Shalom! Soon it will be the Jewish festival of Purim (Wednesday night, Feb 28). The Talmud poses the question: Why don’t we sing Hallel (biblical praises of God) on Purim? Various answers are proposed: 1) Rabbi Isaac says that we don’t say Hallel when recalling a miracle that occurred outside the Holy Land. 2) Rabbi Nahman suggests that the reading of the Megilla constitutes Purim’s Hallel so we don’t need to say the real Hallel as well. 3) Rava, another Sage, however, has a darker reading and a very clever reason. He says that it would be inappropriate to sing Hallel on Purim. Hallel contains the words “Praise you servants of the Eternal” (Psalms 113:2) and this does not ring true with our experience on Purim when, even at the end of Megillat Esther, the Jews are still the servants of Ahasuerus. Rava is telling us that despite all the singing, dancing and general merriment at the end of Megillat Esther something is fundamentally wrong with the world that Purim.

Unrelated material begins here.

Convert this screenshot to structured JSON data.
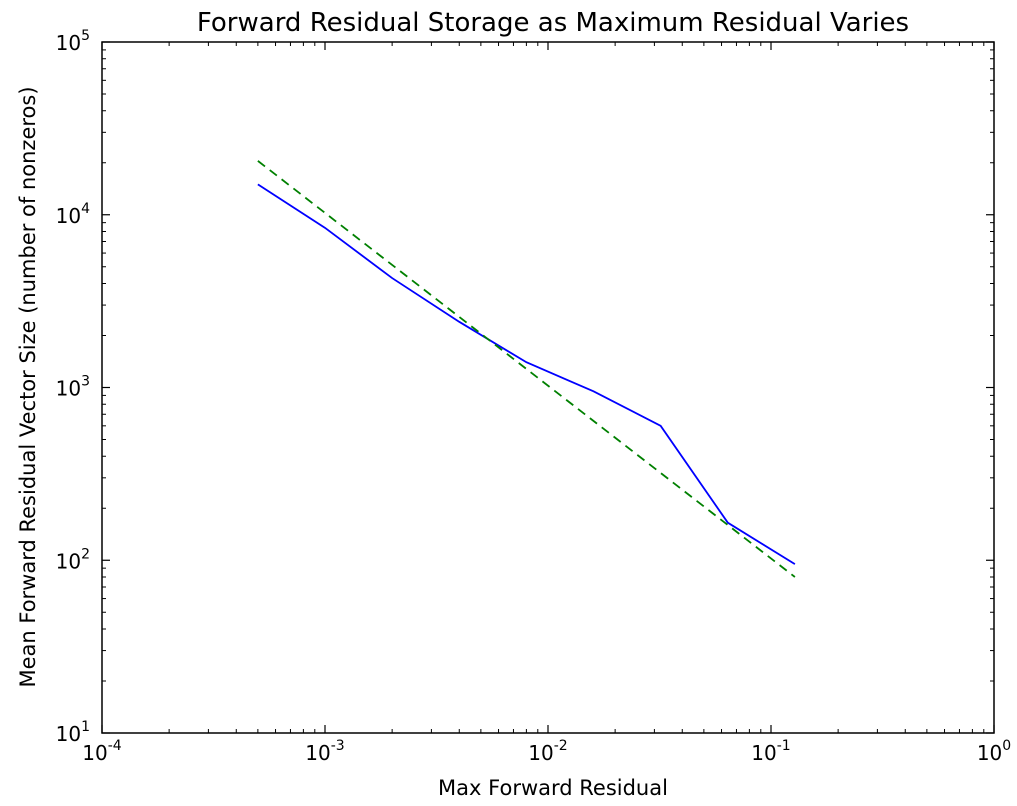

When Rava says that it is inappropriate to sing Hallel on Purim because the Jews are the servants of Ahasuerus rather than the servants of the Eternal, he is also addressing the Jews of his own generation. Ultimately a person can only serve one master, and as subjects of a diaspora ruler they, too, would need to compromise their religious principles to ensure their ongoing survival. In other words, Purim is not about sober reality and in the end we all need to confront what is real.
From Mordecai and Esther to Rava to today we know all too well that a fun holiday does not mask the bitterness, vulgarity and contempt of our present age. And like the Purim story, God’s presence all too often appears eclipsed. We are left seemingly on our own. Or to put it another way, we must decide if we will stand up to wrongdoing. Like Esther, we must determine what we are willing to risk to make the world a place of more justice and equality.
When Esther expresses reservations to Moredacai about sticking her neck out for others, Mordecai reminds her that her exalted position may have been granted precisely for this opportunity to do the right thing. And so, on this Purim, I would ask of each of us: what more can we do to address the wrongs in our world. Who knows? We may be where we are precisely because if we wish we can do something to bring more lasting blessing to our precious, troubled world.